002. Detector Registry Architecture¶
Status¶
Implemented
Context¶
Following the successful implementation of the faithful functional reproduction (ADR-001), the v2.0 architecture required enhanced extensibility, configuration, and testing capabilities. The initial functional approach, while sufficient for consolidation, had identified limitations for advanced use cases:
Identified Limitations: * Limited configuration options for detection parameters * Difficult to isolate components for comprehensive unit testing * No plugin architecture for alternative detection backends * Hard-coded patterns and thresholds without runtime configuration * Functional approach made performance optimization challenging
Required Capabilities: * Support for configurable detection backend precedence * Pluggable detection backends with graceful degradation * Comprehensive testing of edge cases with isolated components * Enhanced configuration through structured behavior objects * Result consolidation for operations requiring multiple detection types
Architectural Forces: * Maintain backward compatibility with functional API established in ADR-001 * Enable advanced configuration without complexity for simple use cases * Support multiple detection libraries with graceful degradation when unavailable * Provide testable, isolated components for comprehensive testing
Decision¶
We implemented a Detector Registry Architecture in v2.0 that provides pluggable backend support while maintaining full functional API compatibility.

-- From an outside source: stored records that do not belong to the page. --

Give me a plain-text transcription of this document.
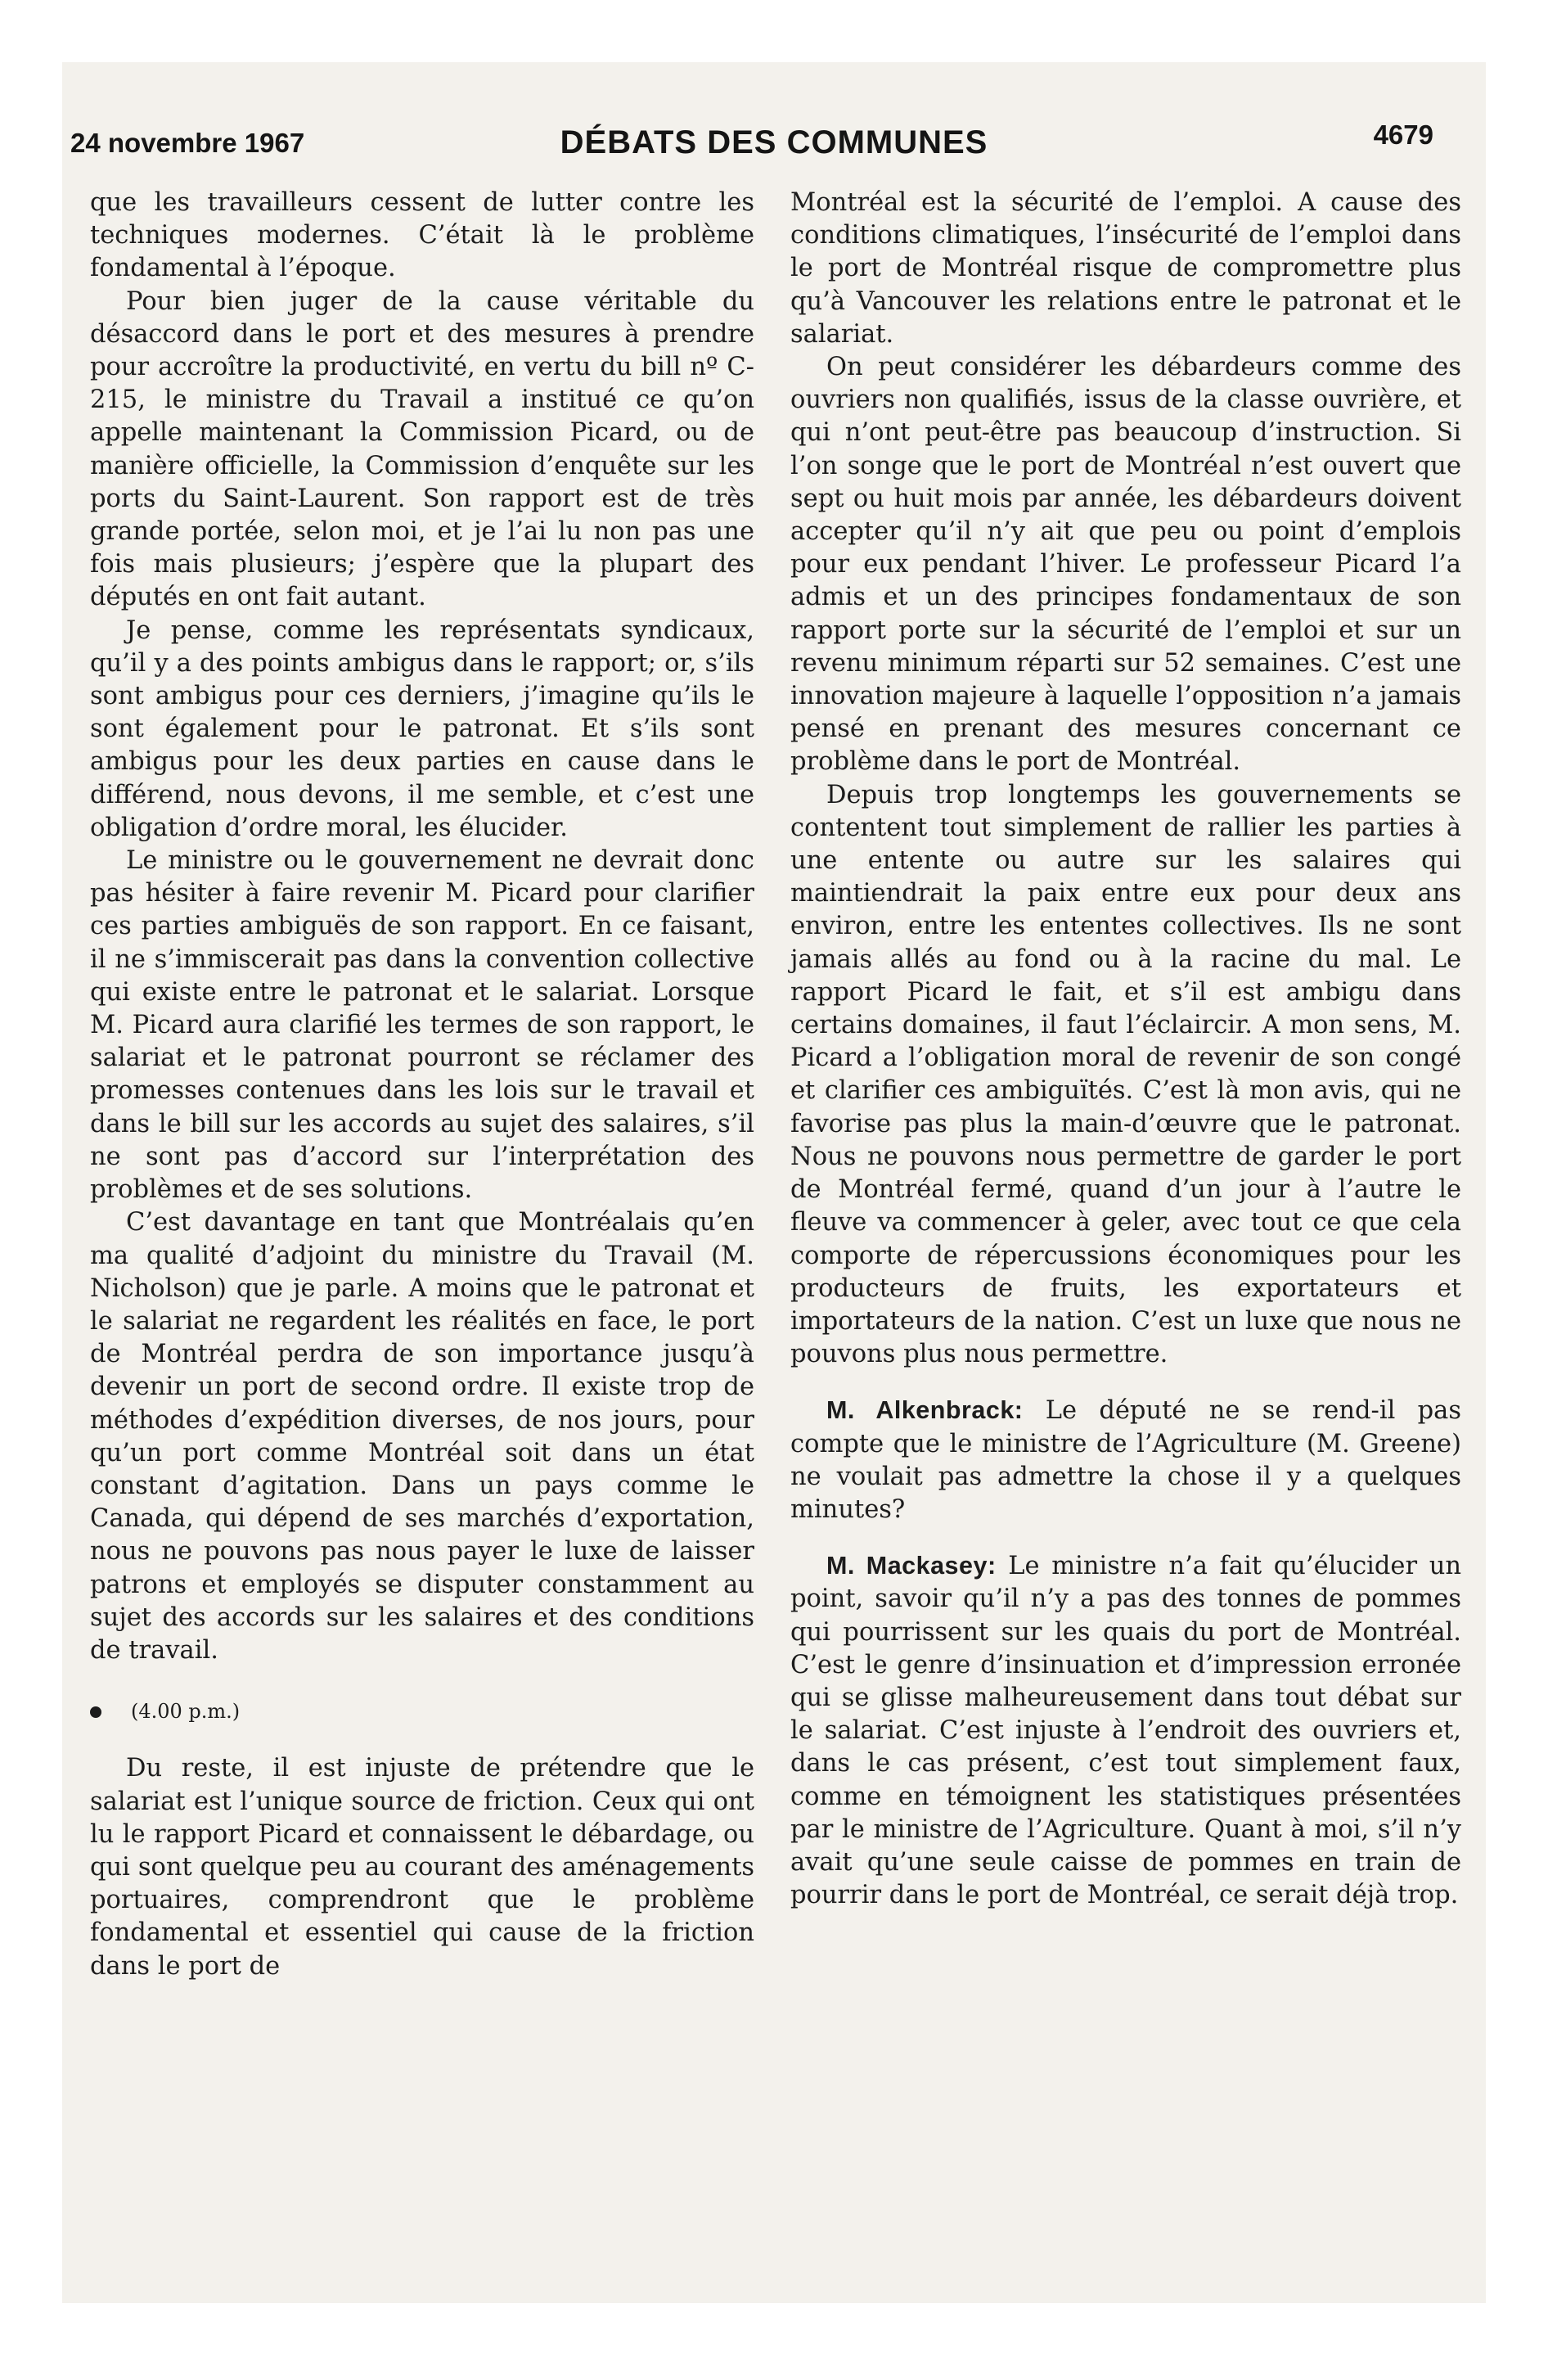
24 novembre 1967	DÉBATS DES COMMUNES	4679

que les travailleurs cessent de lutter contre les techniques modernes. C’était là le problème fondamental à l’époque.

Pour bien juger de la cause véritable du désaccord dans le port et des mesures à prendre pour accroître la productivité, en vertu du bill nº C-215, le ministre du Travail a institué ce qu’on appelle maintenant la Commission Picard, ou de manière officielle, la Commission d’enquête sur les ports du Saint-Laurent. Son rapport est de très grande portée, selon moi, et je l’ai lu non pas une fois mais plusieurs; j’espère que la plupart des députés en ont fait autant.

Je pense, comme les représentats syndicaux, qu’il y a des points ambigus dans le rapport; or, s’ils sont ambigus pour ces derniers, j’imagine qu’ils le sont également pour le patronat. Et s’ils sont ambigus pour les deux parties en cause dans le différend, nous devons, il me semble, et c’est une obligation d’ordre moral, les élucider.

Le ministre ou le gouvernement ne devrait donc pas hésiter à faire revenir M. Picard pour clarifier ces parties ambiguës de son rapport. En ce faisant, il ne s’immiscerait pas dans la convention collective qui existe entre le patronat et le salariat. Lorsque M. Picard aura clarifié les termes de son rapport, le salariat et le patronat pourront se réclamer des promesses contenues dans les lois sur le travail et dans le bill sur les accords au sujet des salaires, s’il ne sont pas d’accord sur l’interprétation des problèmes et de ses solutions.

C’est davantage en tant que Montréalais qu’en ma qualité d’adjoint du ministre du Travail (M. Nicholson) que je parle. A moins que le patronat et le salariat ne regardent les réalités en face, le port de Montréal perdra de son importance jusqu’à devenir un port de second ordre. Il existe trop de méthodes d’expédition diverses, de nos jours, pour qu’un port comme Montréal soit dans un état constant d’agitation. Dans un pays comme le Canada, qui dépend de ses marchés d’exportation, nous ne pouvons pas nous payer le luxe de laisser patrons et employés se disputer constamment au sujet des accords sur les salaires et des conditions de travail.

(4.00 p.m.)

Du reste, il est injuste de prétendre que le salariat est l’unique source de friction. Ceux qui ont lu le rapport Picard et connaissent le débardage, ou qui sont quelque peu au courant des aménagements portuaires, comprendront que le problème fondamental et essentiel qui cause de la friction dans le port de

Montréal est la sécurité de l’emploi. A cause des conditions climatiques, l’insécurité de l’emploi dans le port de Montréal risque de compromettre plus qu’à Vancouver les relations entre le patronat et le salariat.

On peut considérer les débardeurs comme des ouvriers non qualifiés, issus de la classe ouvrière, et qui n’ont peut-être pas beaucoup d’instruction. Si l’on songe que le port de Montréal n’est ouvert que sept ou huit mois par année, les débardeurs doivent accepter qu’il n’y ait que peu ou point d’emplois pour eux pendant l’hiver. Le professeur Picard l’a admis et un des principes fondamentaux de son rapport porte sur la sécurité de l’emploi et sur un revenu minimum réparti sur 52 semaines. C’est une innovation majeure à laquelle l’opposition n’a jamais pensé en prenant des mesures concernant ce problème dans le port de Montréal.

Depuis trop longtemps les gouvernements se contentent tout simplement de rallier les parties à une entente ou autre sur les salaires qui maintiendrait la paix entre eux pour deux ans environ, entre les ententes collectives. Ils ne sont jamais allés au fond ou à la racine du mal. Le rapport Picard le fait, et s’il est ambigu dans certains domaines, il faut l’éclaircir. A mon sens, M. Picard a l’obligation moral de revenir de son congé et clarifier ces ambiguïtés. C’est là mon avis, qui ne favorise pas plus la main-d’œuvre que le patronat. Nous ne pouvons nous permettre de garder le port de Montréal fermé, quand d’un jour à l’autre le fleuve va commencer à geler, avec tout ce que cela comporte de répercussions économiques pour les producteurs de fruits, les exportateurs et importateurs de la nation. C’est un luxe que nous ne pouvons plus nous permettre.

M. Alkenbrack: Le député ne se rend-il pas compte que le ministre de l’Agriculture (M. Greene) ne voulait pas admettre la chose il y a quelques minutes?

M. Mackasey: Le ministre n’a fait qu’élucider un point, savoir qu’il n’y a pas des tonnes de pommes qui pourrissent sur les quais du port de Montréal. C’est le genre d’insinuation et d’impression erronée qui se glisse malheureusement dans tout débat sur le salariat. C’est injuste à l’endroit des ouvriers et, dans le cas présent, c’est tout simplement faux, comme en témoignent les statistiques présentées par le ministre de l’Agriculture. Quant à moi, s’il n’y avait qu’une seule caisse de pommes en train de pourrir dans le port de Montréal, ce serait déjà trop.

Core Architecture Components:
Detector Registry System:
* CharsetDetector and MimetypeDetector type aliases define pluggable function interfaces
* charset_detectors and mimetype_detectors module-level registry dictionaries
* Dynamic detector registration system with automatic dependency discovery
* User-configurable detector precedence via Behaviors.charset_detectors_order and mimetype_detectors_order
Optional Dependency Management:
* Lazy import pattern with graceful ImportError handling for optional libraries
* NotImplemented return pattern enables detection chain fallbacks
* Built-in support for charset-normalizer, chardet, python-magic, and puremagic
* Automatic fallback chains when preferred detectors are unavailable
Enhanced Configuration System:
* Behaviors dataclass provides structured configuration for all detection parameters
* Confidence-based detection thresholds and validation control through BehaviorTristate
* Context-aware detection utilizing HTTP headers and file location information
* Per-detector configuration and failure handling modes
Implementation Details:
The registry system in detectors.py implements:
# Type aliases for pluggable detection functions
CharsetDetector: TypeAlias = Callable[
[Content, Behaviors], CharsetResult | NotImplementedType]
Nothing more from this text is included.